唐天的實力越強,意味著他們有更光明的未來。
唐天的神裝兵團不僅僅給杜克、杜心雨和司馬笑他們帶來巨大的壓力,給聶秋和鐘離白同樣帶來了巨大的壓力。
神裝兵團開啟了全新的戰斗方式,這是一種全新的、開創性的兵團。
聶秋和鐘離白受到極大的沖擊,這顛覆了他們所學,這也直接促使兩人的聯手。兩人上一次聯手還要追溯到了訓練零部的時候。
兩人已經討論了兩天,激烈的爭吵更是經常發生。
“神裝兵團的原理是法則面共振,我們有沒有借鑒的余地?”
“除非我們找到另一種可行方案,目前來看,大人的方法沒有推廣的可能。”
“如果不是法則面,法則線呢?能不能完成共振?”
“應該可以實現,但是威力太小,沒有實用價值。”
“天路武將是通過控芒來控制戰斗,我們能不能從這方面找到突破口?”
“從理論上可以,但是對將領的要求很高,我們目前達不到這樣的要求。”
兩天的討論,讓兩人筋疲力盡,但是一些模糊不清的地方,也逐漸清晰起來。
鐘離白胡子拉茬,但是臉上浮現亢奮的紅暈,雙目精光畢露:“神裝兵團是典型的高端小兵團,就像以前的銀霜騎,難以復制。我覺得我們不需要受此影響,我們要從全局來看待。我們未來的主戰場在哪?圣域和天路!那地方都是玩能量的,法則會不會水土不服,我們不知道,但是我們得想辦法。我覺得我們可以走戰艦。那才是適合我們的戰法。”
“機關魂甲也是不錯的補充。”聶秋道。
鐘離白想了想,兩眼不由光芒愈熾:“沒錯,還記得那架很丑的機關魂甲嗎?就在我們第一天到三魂城看到的那架機關魂甲!”
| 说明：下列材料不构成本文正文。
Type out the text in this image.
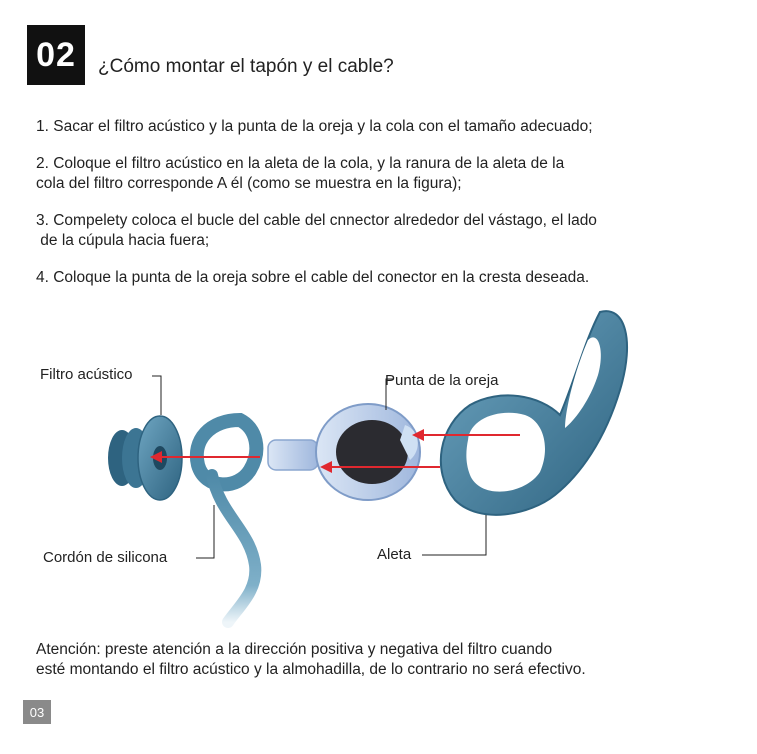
02	¿Cómo montar el tapón y el cable?

1. Sacar el filtro acústico y la punta de la oreja y la cola con el tamaño adecuado;

2. Coloque el filtro acústico en la aleta de la cola, y la ranura de la aleta de la
cola del filtro corresponde A él (como se muestra en la figura);

3. Compelety coloca el bucle del cable del cnnector alrededor del vástago, el lado
de la cúpula hacia fuera;

4. Coloque la punta de la oreja sobre el cable del conector en la cresta deseada.

Filtro acústico	Punta de la oreja
Cordón de silicona	Aleta
Atención: preste atención a la dirección positiva y negativa del filtro cuando
esté montando el filtro acústico y la almohadilla, de lo contrario no será efectivo.
03
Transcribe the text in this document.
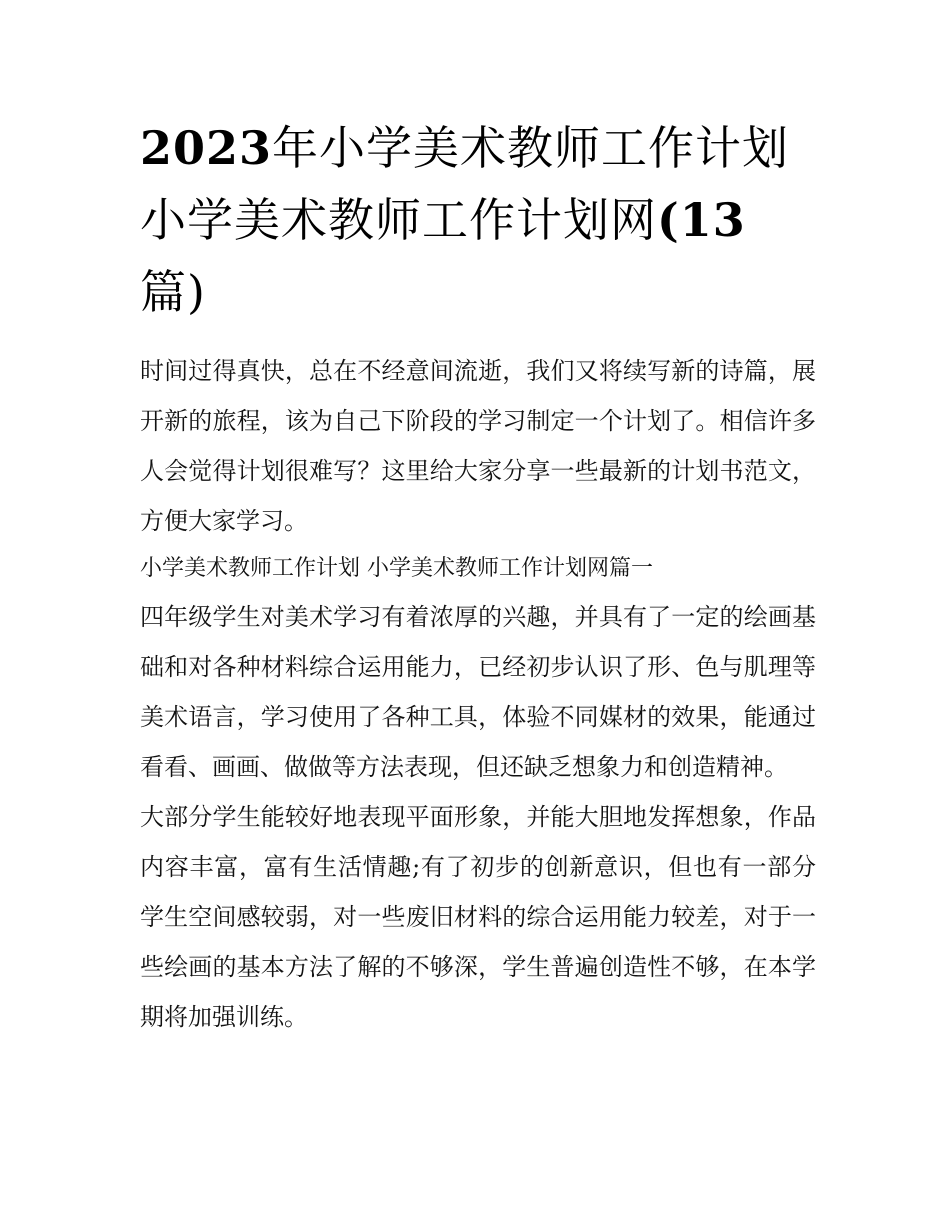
2023年小学美术教师工作计划小学美术教师工作计划网(13
篇)

时间过得真快，总在不经意间流逝，我们又将续写新的诗篇，展开新的旅程，该为自己下阶段的学习制定一个计划了。相信许多人会觉得计划很难写？这里给大家分享一些最新的计划书范文，方便大家学习。

小学美术教师工作计划 小学美术教师工作计划网篇一

四年级学生对美术学习有着浓厚的兴趣，并具有了一定的绘画基础和对各种材料综合运用能力，已经初步认识了形、色与肌理等美术语言，学习使用了各种工具，体验不同媒材的效果，能通过看看、画画、做做等方法表现，但还缺乏想象力和创造精神。

大部分学生能较好地表现平面形象，并能大胆地发挥想象，作品内容丰富，富有生活情趣;有了初步的创新意识，但也有一部分学生空间感较弱，对一些废旧材料的综合运用能力较差，对于一些绘画的基本方法了解的不够深，学生普遍创造性不够，在本学期将加强训练。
“記得!”聶秋的呼吸一窒,他同樣無法忘記那宛如怪獸的氣息。
“如果我們裝備那種機關魂甲,誰能擋我們?”鐘離白說這話的時候,聲音都不自主顫抖,他被這個突如其來的想法徹底點燃。
一想到那頭丑陋猙獰的怪獸,在訓練場睥睨傲慢的模樣,他就不自禁地熱血沸騰。
至于戰艦早就被他拋到九霄云外,戰艦什么的,哪有機關魂甲沖鋒來得更爽快?
“好想法!”聶秋也對這個提議感到心動。
那種丑陋有如怪獸的機關魂甲,仿佛天生為鐘離白打造,他可以想象,裝備了這種可怕的殺戮機器,鐘部的沖擊力絕對恐怖絕倫。
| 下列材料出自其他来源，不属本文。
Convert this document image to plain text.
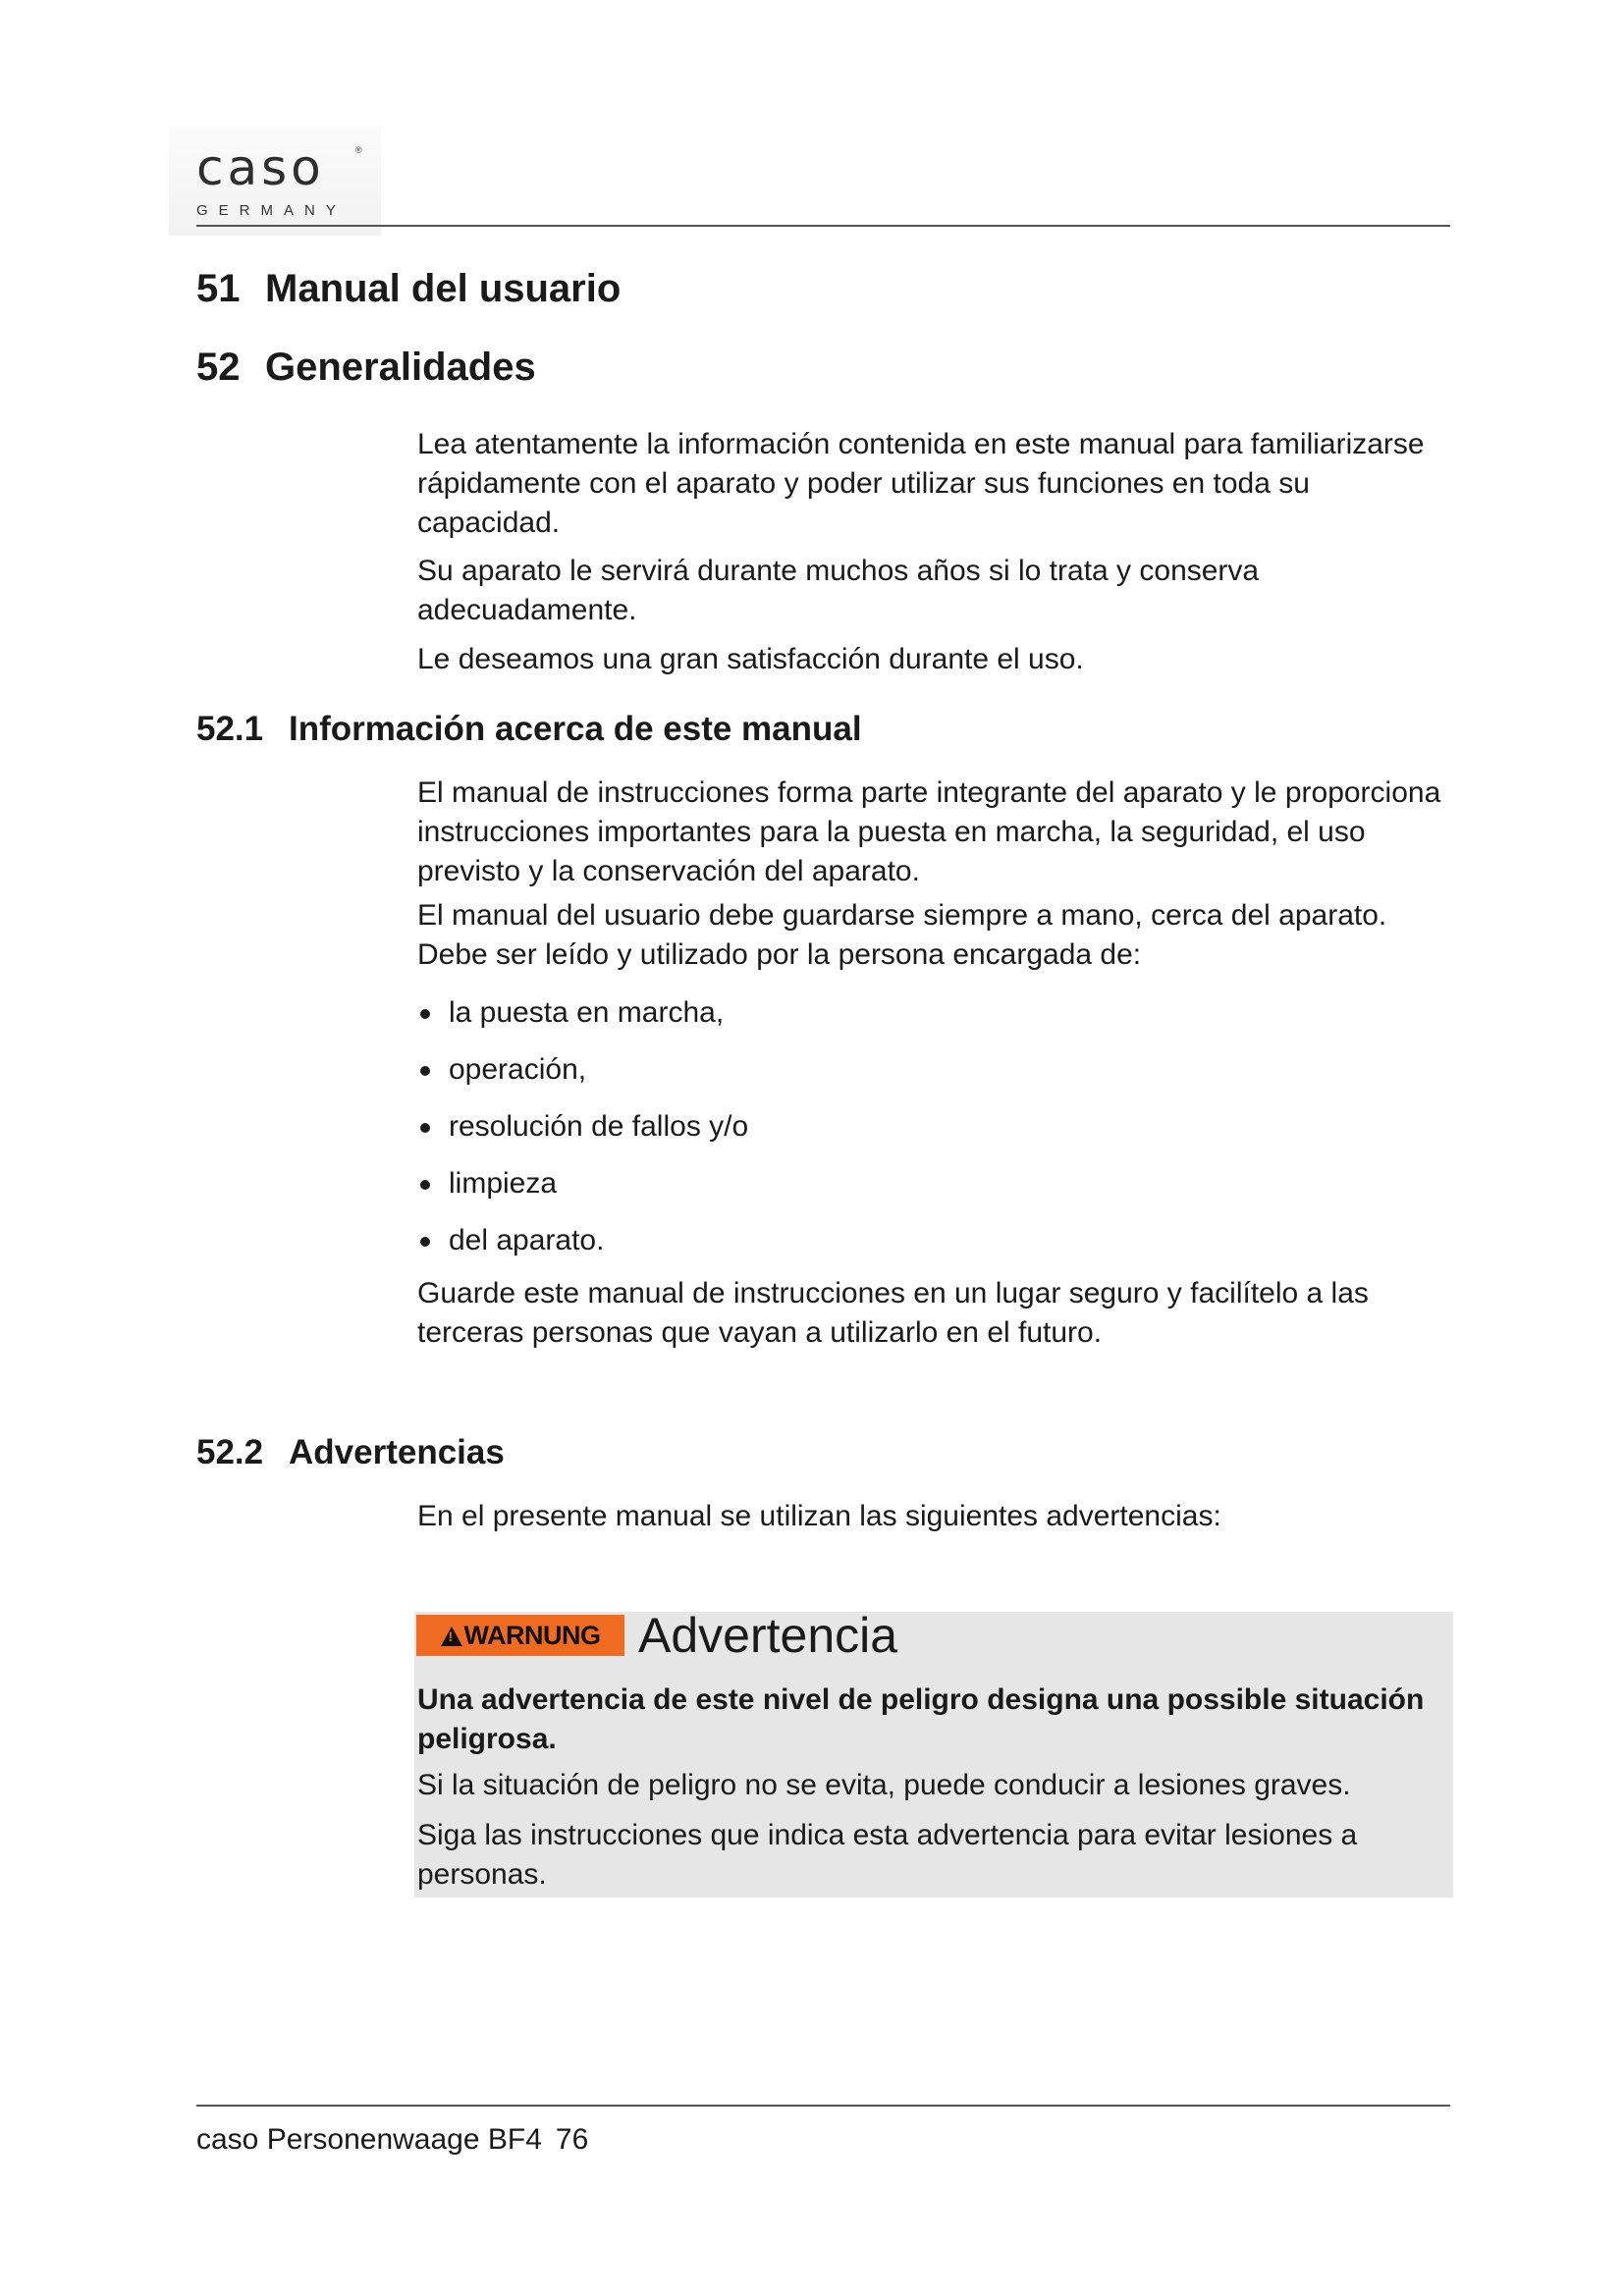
caso	®
GERMANY
51 Manual del usuario
52 Generalidades

Lea atentamente la información contenida en este manual para familiarizarse rápidamente con el aparato y poder utilizar sus funciones en toda su capacidad.

Su aparato le servirá durante muchos años si lo trata y conserva adecuadamente.

Le deseamos una gran satisfacción durante el uso.

52.1 Información acerca de este manual

El manual de instrucciones forma parte integrante del aparato y le proporciona instrucciones importantes para la puesta en marcha, la seguridad, el uso previsto y la conservación del aparato.

El manual del usuario debe guardarse siempre a mano, cerca del aparato. Debe ser leído y utilizado por la persona encargada de:

la puesta en marcha,
operación,
resolución de fallos y/o
limpieza
del aparato.

Guarde este manual de instrucciones en un lugar seguro y facilítelo a las terceras personas que vayan a utilizarlo en el futuro.

52.2 Advertencias

En el presente manual se utilizan las siguientes advertencias:

!WARNUNG Advertencia

Una advertencia de este nivel de peligro designa una possible situación peligrosa.

Si la situación de peligro no se evita, puede conducir a lesiones graves.

Siga las instrucciones que indica esta advertencia para evitar lesiones a personas.

caso Personenwaage BF4 76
從風格上來說,鐘離白才是典型的獅子座武將,悍勇、果決,沖擊力強悍,就像一把勢大力沉的重錘。
自己這種精細控制流,反而才是異類。
聶秋沒有被沖昏頭腦,保持理智:“我要先看看戰艦適不適合零部。”
“戰艦更適合你。”鐘離白也點頭,戰艦的體積更大,安置的武器更多,更強調配合,對聶秋這樣的大局觀出眾,控制精細的武將來說,最合適不過。
聶秋微笑道:“這要到了圣域具體研究才能確定。”
被自己構想撩起戰意的鐘離白嘿然道:“既然大致確定方向,我們的訓練也要調整一下,法則的修煉需要的時間太長,我們沒有時間給他們慢慢修煉。馬上就要闖罪門,大人絕對不會停太久,我們馬上就要返回圣域。不管是戰艦、還是小怪獸,都是要拼身體,訓練的重點,應該放在天魔重斬上。”
天魔重斬對身體的錘煉效果極佳,更何況還有大量的金剛砂補充生命精元。
至于闖罪門,他想象不出來,誰能阻擋大人的神裝兵團。假如對方真的能夠阻擋大人的神裝兵團,那零部和鐘部加起來也不是對手。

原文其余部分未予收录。